Most pediatricians recommend that a baby be at least two months old before traveling on an airplane (although there are no official recommendations). This gives the immune system a chance to grow strong enough to resist the germs that often make the rounds in airplane ventilation systems. It also gives the two of you enough time to settle into a routine and master the art of breast- or bottle-feeding
If you cannot wait, your baby should be fine to fly after his two-week checkup – provided he has a clean bill of health and that you had a full-term pregnancy without complications. Premature babies are especially susceptible to germs, so it may take longer before they’re ready to go on an airplane trip. Airlines have different policies about age of air travel, so it’s best to check before you make plans.
Although most nursing moms feed and fly without incident, you may want to bring along a breastfeeding scarf or blanket for privacy. Make sure to wear comfy clothes, and if you are nursing, your favorite nursing shirt and bra. Traveling is tough, so make it easy for yourself wherever you can. For diapering logistics, a bulkhead seat is handy as it will give you room on the floor to lay down a changing pad. Remember to tell your travel agent that you are traveling with a baby so that you are not seated near the emergency doors.
Up, up and away with baby
Wondering about your car seat? The Federal Aviation Administration (FAA) recommends that babies under 40 pounds be secured in car seats on airplanes, but it’s not required. Holding baby in a secure sling is allowed and it also gives you the opportunity to nurse on demand. Alternatively, you can purchase a seat for baby and use your car seat. The car seat will work rear facing for babies under 20 pounds. For more information about FAA-approved car seats and other safety information for toddler-size children see this link.

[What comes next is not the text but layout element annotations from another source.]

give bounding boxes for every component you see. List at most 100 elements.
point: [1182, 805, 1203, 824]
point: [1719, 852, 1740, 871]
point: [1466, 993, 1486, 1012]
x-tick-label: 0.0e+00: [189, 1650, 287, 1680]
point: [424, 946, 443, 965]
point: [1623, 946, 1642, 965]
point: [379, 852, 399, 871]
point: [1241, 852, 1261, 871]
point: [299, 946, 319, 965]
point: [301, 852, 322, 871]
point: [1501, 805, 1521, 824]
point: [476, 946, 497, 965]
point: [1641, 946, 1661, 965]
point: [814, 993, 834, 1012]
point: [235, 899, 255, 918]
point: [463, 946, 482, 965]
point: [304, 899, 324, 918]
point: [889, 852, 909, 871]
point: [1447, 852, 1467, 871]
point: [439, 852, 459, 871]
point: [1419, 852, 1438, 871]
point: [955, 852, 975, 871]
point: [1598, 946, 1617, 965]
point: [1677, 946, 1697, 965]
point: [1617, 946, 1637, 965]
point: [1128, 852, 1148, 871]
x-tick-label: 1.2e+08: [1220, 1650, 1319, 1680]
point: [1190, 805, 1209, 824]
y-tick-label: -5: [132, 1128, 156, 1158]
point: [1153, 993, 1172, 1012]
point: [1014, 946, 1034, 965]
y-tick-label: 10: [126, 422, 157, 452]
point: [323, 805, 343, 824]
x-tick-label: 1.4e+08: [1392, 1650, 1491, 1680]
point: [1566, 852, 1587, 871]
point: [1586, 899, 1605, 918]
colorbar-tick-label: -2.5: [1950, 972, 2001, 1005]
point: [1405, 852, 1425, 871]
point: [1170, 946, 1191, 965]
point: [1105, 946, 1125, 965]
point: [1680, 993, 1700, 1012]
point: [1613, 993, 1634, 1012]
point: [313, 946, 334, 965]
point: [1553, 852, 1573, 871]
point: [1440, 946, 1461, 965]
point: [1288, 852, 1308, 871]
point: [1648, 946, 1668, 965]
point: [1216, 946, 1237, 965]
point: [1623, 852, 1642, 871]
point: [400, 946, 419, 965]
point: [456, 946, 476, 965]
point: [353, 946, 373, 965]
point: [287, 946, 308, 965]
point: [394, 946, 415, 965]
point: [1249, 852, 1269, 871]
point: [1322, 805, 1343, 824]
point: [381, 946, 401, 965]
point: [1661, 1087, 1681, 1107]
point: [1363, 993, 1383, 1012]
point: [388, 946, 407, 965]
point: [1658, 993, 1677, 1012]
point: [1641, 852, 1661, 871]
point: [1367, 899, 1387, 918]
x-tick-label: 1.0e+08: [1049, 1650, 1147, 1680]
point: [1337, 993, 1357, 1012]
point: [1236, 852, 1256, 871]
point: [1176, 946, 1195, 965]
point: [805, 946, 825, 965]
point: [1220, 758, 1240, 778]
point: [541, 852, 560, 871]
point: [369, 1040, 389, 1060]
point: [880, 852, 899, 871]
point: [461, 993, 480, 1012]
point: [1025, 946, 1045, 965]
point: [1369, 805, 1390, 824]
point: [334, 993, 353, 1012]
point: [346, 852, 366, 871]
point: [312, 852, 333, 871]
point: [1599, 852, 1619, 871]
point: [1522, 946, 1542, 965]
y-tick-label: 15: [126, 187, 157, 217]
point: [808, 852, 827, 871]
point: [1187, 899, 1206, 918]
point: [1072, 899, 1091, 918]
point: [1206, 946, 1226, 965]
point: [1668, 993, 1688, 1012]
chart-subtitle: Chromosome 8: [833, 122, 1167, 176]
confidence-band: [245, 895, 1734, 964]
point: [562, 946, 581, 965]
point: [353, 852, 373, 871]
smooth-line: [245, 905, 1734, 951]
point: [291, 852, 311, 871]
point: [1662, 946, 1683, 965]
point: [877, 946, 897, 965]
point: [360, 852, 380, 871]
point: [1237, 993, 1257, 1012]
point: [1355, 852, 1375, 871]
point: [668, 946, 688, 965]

Changes in cabin pressure can be painful especially for younger children with smaller eustachian tubes (a tube in the ear that helps even out pressure). For babies, breastfeeding, sucking from a bottle or on a pacifier may provide relief, especially during takeoff and landing. If possible, your child shouldn’t fly within two weeks of having an ear infection.
As always, if you have any questions about whether your baby is healthy enough to fly, ask your pediatrician for advice. Note that airlines do not allow any baby younger than one week to fly without a doctor’s signed waiver.